5 Replies Latest reply: Nov 16, 2016 7:45 AM by Marcus Sommer RSS

    AGGR Function(Performance Issue)

    Tony Francis

      Hi,

      I have been using the AGGR function in qlik and had a question.

      The expression i am using is AGGR(Nodistinct Count(Distinct USERS_META_ID),WEEK_ID,SEGMENT_1,SEGMENT_2).

      So this expression creates a table in memory which has Count(Distinct USERS_META_ID) grouped at week,Segment_1 and Segment_2 level for all the 52 weeks and all the segments in data. The performance is poor.

      Now my question is even if i filter only for 2 weeks and few segments, the data will be grouped for all the weeks and segments and then filtered for the required week and segments. So is there a way in which in the aggr function we can only group by the selected elements of week and segment rather than all the elements. This will mean that the table created will only have few weeks instead of many and may improve performance.

       

      Thank You

        • Re: AGGR Function(Performance Issue)
          Jonathan Dienst

          My understanding is that the Aggr() dimensions are filtered to the possible values, but I don't know if that happens before or after building the Aggr() table.

           

          One would hope that it filters before building the Aggr(). I have not tested this rigorously, but my experience suggests that this is indeed the case.

           

          Perhaps an expert from Qlik would like to comment here.

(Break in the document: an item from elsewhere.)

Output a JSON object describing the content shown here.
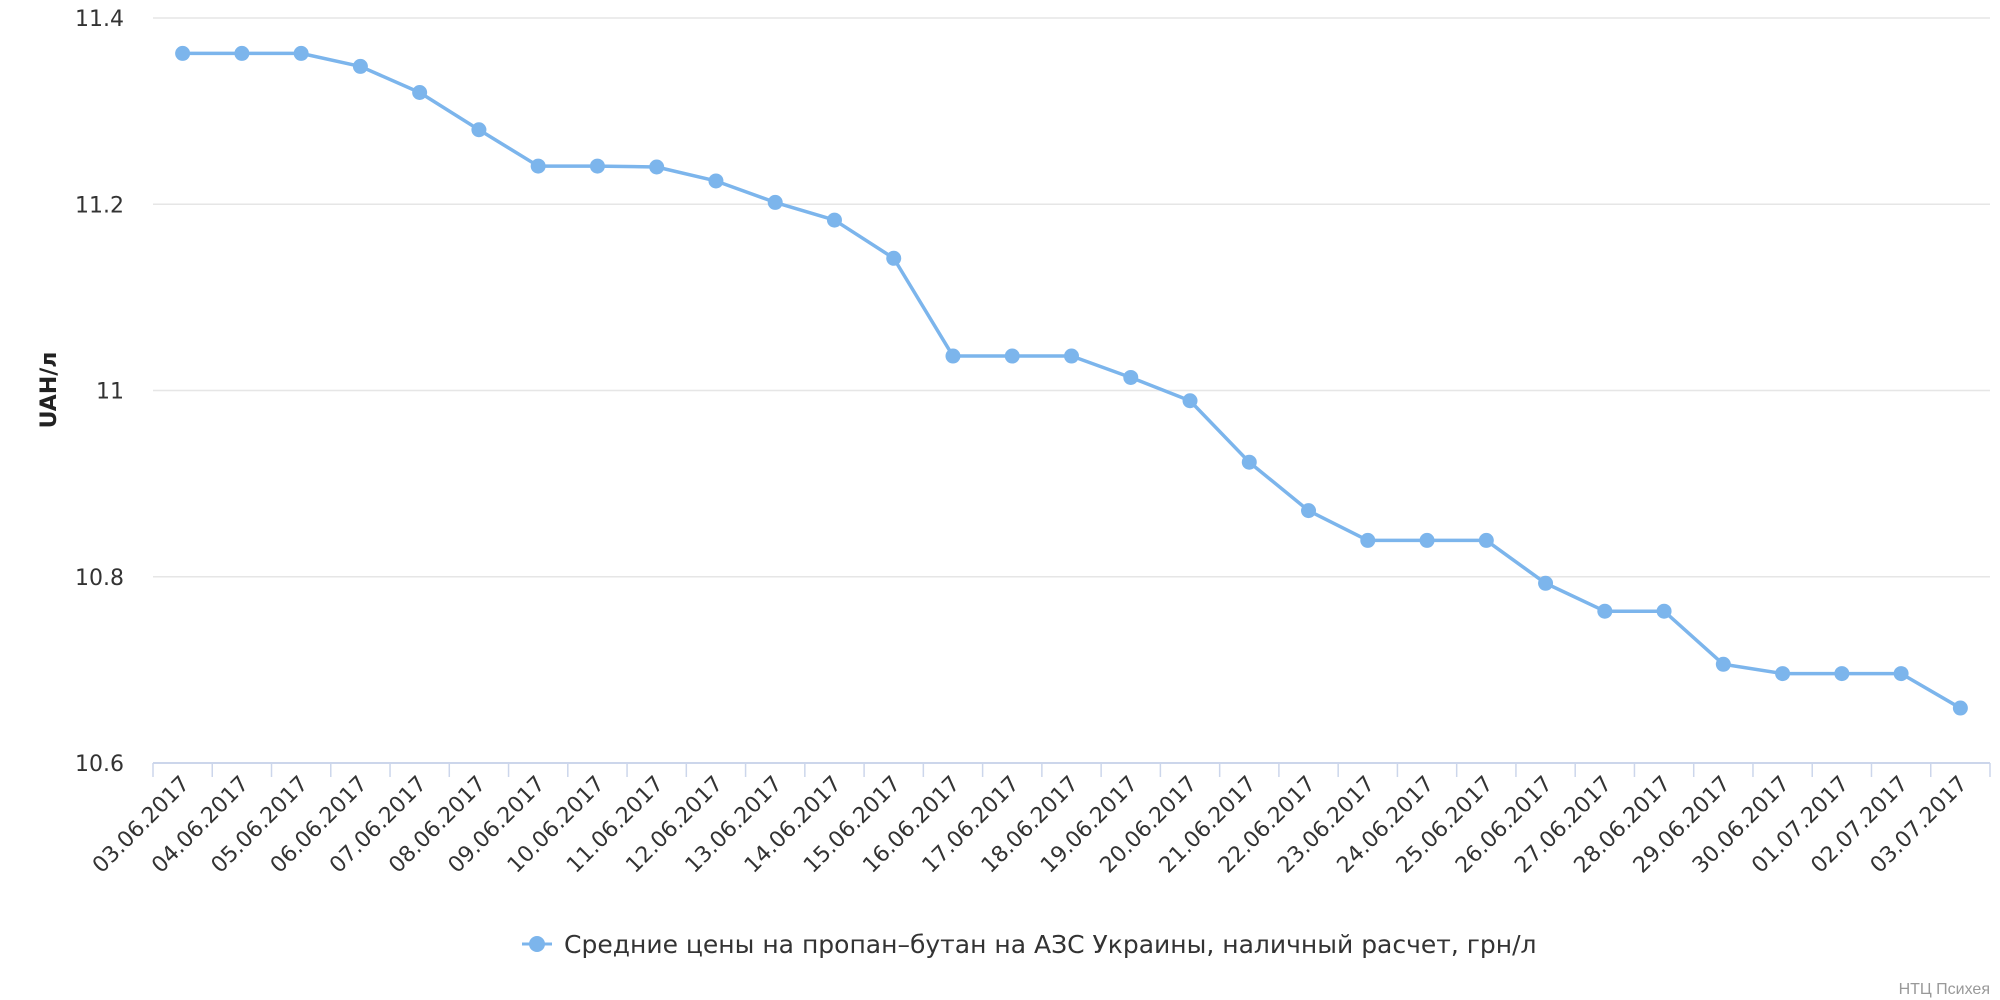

            • Re: AGGR Function(Performance Issue)
              Tony Francis

              Thank You Jonathan for the quick reply, i have a feeling filtering happens after the aggr() table is created, as even when i select 1 week and 1 element from the segment columns the report takes some time to execute. As you mentioned it would be great if an expert could confirm the behavior.

                • Re: AGGR Function(Performance Issue)
                  Marcus Sommer

                  Are you sure that you need the NODISTINCT? Also if this aggr isn't a calculated dimension an outer aggregation like: sum(aggr(Function, Dim1, Dim2)) might be useful.

                   

                  Another important influence for the performance (of each calculation) is from where the used fields come from - come they from a single table the performance will be significantly better as if the fields comes from different tables maybe connected over several table-hops and/or link-tables.

                   

                  - Marcus